Vendredi, la juge de district Loretta Preska a décidé d’infliger une peine de dix ans d’emprisonnement à l’encontre de Jeremy Hammond, après que l’intéressé a plaidé coupable des faits qui lui étaient reprochés. Sa peine maximale aurait pu dépasser les 35 ans de prison s’il ne s’était pas résolu à adopter une telle stratégie de défense. Selon ArsTechnica, cette peine est assortie d’une période de liberté surveillée de trois ans, durant laquelle le hacker aura interdiction d’utiliser Tor ou tout autre outil permettant de chiffrer ses données de trafic. Ses activités en ligne seront par ailleurs surveillées de près par les autorités.

 

Cette condamnation se veut hautement symbolique, puisque c’est grâce à ces actes de piratage informatique que Jeremy Hammond a pu transmettre différentes informations confidentielles à WikiLeaks.
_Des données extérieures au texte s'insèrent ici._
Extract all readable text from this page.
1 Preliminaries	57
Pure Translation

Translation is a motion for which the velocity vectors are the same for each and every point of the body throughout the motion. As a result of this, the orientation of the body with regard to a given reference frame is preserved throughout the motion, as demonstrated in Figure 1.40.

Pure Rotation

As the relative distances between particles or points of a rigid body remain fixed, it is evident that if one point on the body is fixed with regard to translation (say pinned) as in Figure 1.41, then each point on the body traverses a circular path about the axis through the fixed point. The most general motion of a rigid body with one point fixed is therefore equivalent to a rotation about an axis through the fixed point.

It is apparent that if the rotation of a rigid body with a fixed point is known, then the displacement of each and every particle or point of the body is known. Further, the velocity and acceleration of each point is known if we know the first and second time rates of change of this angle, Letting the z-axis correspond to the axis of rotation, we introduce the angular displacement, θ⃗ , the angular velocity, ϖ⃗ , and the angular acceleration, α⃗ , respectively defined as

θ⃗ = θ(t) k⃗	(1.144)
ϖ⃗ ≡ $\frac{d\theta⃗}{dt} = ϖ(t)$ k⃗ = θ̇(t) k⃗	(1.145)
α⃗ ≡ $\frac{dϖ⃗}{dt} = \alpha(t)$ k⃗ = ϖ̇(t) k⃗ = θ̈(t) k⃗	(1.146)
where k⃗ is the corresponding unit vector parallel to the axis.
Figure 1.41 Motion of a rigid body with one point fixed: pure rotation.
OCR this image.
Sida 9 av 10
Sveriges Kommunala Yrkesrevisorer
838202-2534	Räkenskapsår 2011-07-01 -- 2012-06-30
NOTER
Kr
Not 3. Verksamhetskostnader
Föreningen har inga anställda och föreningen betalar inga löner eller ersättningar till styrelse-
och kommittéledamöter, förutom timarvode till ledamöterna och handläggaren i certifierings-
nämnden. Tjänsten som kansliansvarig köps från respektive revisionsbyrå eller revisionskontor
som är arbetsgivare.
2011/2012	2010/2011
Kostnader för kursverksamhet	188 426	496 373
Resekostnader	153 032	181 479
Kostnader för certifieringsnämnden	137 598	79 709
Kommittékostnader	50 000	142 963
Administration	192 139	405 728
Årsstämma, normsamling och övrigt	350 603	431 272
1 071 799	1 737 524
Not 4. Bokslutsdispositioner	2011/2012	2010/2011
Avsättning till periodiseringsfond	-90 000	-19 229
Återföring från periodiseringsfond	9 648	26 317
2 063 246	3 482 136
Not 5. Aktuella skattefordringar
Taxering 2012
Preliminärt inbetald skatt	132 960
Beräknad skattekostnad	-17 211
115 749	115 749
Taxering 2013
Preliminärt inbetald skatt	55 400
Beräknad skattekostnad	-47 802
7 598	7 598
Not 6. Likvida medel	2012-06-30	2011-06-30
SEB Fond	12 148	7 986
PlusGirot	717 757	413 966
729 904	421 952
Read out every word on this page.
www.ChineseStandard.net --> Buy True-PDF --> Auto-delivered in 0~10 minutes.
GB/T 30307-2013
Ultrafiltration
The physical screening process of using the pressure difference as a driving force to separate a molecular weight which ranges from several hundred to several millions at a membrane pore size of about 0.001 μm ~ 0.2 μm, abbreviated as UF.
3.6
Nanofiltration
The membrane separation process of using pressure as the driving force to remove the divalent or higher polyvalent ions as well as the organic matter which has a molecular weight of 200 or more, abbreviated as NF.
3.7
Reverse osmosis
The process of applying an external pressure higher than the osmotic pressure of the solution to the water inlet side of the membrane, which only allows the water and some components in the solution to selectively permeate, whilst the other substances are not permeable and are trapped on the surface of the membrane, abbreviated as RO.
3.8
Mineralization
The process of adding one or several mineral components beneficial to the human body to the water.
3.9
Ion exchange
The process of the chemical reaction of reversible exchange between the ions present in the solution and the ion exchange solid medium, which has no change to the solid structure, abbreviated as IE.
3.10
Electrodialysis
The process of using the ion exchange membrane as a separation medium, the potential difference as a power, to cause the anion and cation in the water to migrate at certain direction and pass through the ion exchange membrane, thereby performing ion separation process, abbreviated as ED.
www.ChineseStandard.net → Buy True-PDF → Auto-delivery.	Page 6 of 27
En outre, l’intéressé s’est servi des numéros de cartes de crédits dérobés pour effectuer des versements à plusieurs ONG, pour un montant avoisinant tout de même les 700 000 dollars...

La liberté d'information en question

Les réactions vis-à-vis de cette sanction ont donc été vives, à commencer par l’Electronic Frontier Foundation, qui n’a pas caché sa déception auprès de CNET. « Nous pensons que 10 ans, c’est bien trop long » a ainsi déclaré Hanni Fakhoury, porte-parole de l’organisation de défense des libertés numériques. « Dix ans de privation de liberté, est-ce le prix d’une information d’intérêt public ? » se demande de son côté Reporters Sans Frontières. « Les cinq millions d’emails transmis à WikiLeaks par Jeremy Hammond ont mis au jour les plans d’activités, parfois douteuses, d’une société sous contrat avec le gouvernement fédéral et proche de plusieurs grands groupes industriels. Toute cette matière méritait largement d’être portée à la connaissance des citoyens, aux États-Unis et au-delà. Il s’agit d’un nouveau revers grave pour la liberté de l’information » estime l’association.

 

Loin de considérer Jeremy Hammond comme le lanceur d’alertes décrit par certains, le ministère public américain avait clairement affirmé avant le procès que le hacker n’était à ses yeux « rien de plus qu'un cybercriminel récidiviste ». Le procureur Preet Bharara avait effectivement déclaré en mai dernier, au sujet de l’intéressé : « S’il se présente lui-même comme un combattant de la lutte anarchiste, Jeremy Hammond a causé en réalité un chaos personnel et financier pour les personnes auxquelles il a pris l'identité et l'argent, de même que pour les entreprises qu’il avait décidé de ne pas aimer ».